We humans form emotional attachments to many things, automobiles, animals (both stuffed and sentient), lucky socks, and sometimes, whether they like it or not, other humans. Like many of you, I had a teddy bear when I was growing up that I apparently was quite attached to. His name was CBS.

Apparently, I had an attachment to one of the three television networks our rabbit ears were able to pull in as well. There is a vast amount of “things” that have came and went into and out of my life over the years, but I still have CBS. He’s in a trunk in our basement, along with a few other things that have managed to hang around from my youth.

Of all the emotional attachments that have formed, deformed, and detached in my life over years I never expected a campsite to make the list.

I spent two weeks holed up off the grid in our camper in a lovely little secluded campsite in the Black Hills. I’d probably still be there, but I still have some responsibilities in need of my personal attention in the civilized world. So it goes.

Before I uprooted the camper from the site it had dutifully occupied for two-weeks, I took a stroll around the site to bid farewell to all that had kept me company. Abraham Lincoln once said that a bore is someone that relieves you of solitude, but does not replace it with company. The campsite was “boreless” with company and solitude a plenty.

As I strolled amongst the trees that had offered me shade during the day and softly sang in the evening breeze I swear I saw their evergreen boughs slump and their crowns dip as if to say, “ahhh you’re leaving?”

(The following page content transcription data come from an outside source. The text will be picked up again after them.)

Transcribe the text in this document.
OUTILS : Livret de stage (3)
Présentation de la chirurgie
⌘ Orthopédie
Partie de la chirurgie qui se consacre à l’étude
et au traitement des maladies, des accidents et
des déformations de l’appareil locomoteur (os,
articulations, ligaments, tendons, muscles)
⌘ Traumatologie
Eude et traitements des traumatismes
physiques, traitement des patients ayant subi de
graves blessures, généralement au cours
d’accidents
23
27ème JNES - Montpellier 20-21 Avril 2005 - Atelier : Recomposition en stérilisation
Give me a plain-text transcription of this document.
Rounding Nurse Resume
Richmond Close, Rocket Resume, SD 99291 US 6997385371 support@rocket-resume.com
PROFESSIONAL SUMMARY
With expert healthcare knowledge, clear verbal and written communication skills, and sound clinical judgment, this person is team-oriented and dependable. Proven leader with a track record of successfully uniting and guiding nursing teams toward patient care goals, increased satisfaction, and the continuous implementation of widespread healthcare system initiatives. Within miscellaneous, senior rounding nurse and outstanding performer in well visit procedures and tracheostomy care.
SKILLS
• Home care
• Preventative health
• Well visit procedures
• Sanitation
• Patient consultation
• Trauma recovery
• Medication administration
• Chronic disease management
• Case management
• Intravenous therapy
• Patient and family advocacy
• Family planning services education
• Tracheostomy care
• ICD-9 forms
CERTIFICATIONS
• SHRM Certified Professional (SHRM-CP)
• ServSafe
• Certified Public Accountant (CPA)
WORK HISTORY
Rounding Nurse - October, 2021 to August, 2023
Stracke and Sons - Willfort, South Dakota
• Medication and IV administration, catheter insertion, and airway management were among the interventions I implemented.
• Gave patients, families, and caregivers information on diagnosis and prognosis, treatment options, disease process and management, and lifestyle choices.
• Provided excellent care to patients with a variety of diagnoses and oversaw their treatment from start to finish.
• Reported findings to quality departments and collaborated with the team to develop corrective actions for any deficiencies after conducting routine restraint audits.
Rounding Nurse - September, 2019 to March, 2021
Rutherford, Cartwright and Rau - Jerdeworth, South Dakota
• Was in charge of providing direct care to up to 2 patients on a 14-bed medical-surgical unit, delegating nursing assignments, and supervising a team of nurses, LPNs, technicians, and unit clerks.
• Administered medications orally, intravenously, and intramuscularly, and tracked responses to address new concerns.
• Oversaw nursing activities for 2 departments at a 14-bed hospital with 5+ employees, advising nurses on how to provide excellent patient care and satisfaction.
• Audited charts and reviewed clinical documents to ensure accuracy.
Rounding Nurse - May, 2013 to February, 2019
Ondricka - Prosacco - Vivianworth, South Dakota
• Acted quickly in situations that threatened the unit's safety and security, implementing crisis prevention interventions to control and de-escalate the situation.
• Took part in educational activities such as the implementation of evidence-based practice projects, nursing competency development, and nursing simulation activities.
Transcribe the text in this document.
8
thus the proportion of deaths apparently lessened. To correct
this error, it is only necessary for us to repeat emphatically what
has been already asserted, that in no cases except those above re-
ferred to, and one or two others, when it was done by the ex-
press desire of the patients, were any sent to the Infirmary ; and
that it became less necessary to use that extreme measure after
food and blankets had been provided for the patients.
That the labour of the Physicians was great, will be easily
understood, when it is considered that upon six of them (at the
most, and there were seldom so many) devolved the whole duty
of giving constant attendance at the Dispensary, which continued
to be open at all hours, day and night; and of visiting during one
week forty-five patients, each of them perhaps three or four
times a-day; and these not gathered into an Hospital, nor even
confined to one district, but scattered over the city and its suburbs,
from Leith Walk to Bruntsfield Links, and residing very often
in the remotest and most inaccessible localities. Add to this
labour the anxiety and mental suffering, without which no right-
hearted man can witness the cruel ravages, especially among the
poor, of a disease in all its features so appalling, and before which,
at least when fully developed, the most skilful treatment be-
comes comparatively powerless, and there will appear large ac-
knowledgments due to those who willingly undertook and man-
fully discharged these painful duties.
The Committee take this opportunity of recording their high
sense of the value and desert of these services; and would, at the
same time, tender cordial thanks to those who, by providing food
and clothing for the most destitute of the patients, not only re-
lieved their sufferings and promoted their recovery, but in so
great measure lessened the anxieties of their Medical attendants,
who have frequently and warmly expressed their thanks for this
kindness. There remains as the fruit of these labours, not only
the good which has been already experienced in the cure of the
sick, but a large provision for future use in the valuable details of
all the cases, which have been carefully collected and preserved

The little stream that was a constant companion offered accompaniment to a farewell song…“The Parting Glass”…the song I used to sing to the cabin each time I prepared to depart. Yeah, I sang to the cabin, it sang to me too, before it lost its voice to a wildfire.

Perhaps the cabins parting has opened up emotional attachment space within for other places of solitude? That’s what the chipmunk suggested as it thanked me for the peanuts and pistachios. Wise little fellow.

The campground has about eight campsites, and even though I didn’t visit with the many people that came and went over the two-weeks I was there, I often wondered where it was they came from and where it was they went when they left.

Introverts aren’t uninterested in others, and indifferent to their comings and goings, we’re just quietly curious from a distance, and only get close enough long enough to possibly borrow something of interest from your life to ponder and potentially write about. That’s how we say thanks. Thanks for allowing solitude in a world that is so often so noisy.

So as the days of summer creep steadily towards the days of fall, I find myself hoping to attach myself to all that that place gave me once again for just a little while. Just a little while. Sometimes that’s all it takes.

Hope your summer is progressing slowly and has been sprinkled with a bit of solitude and a bit of company.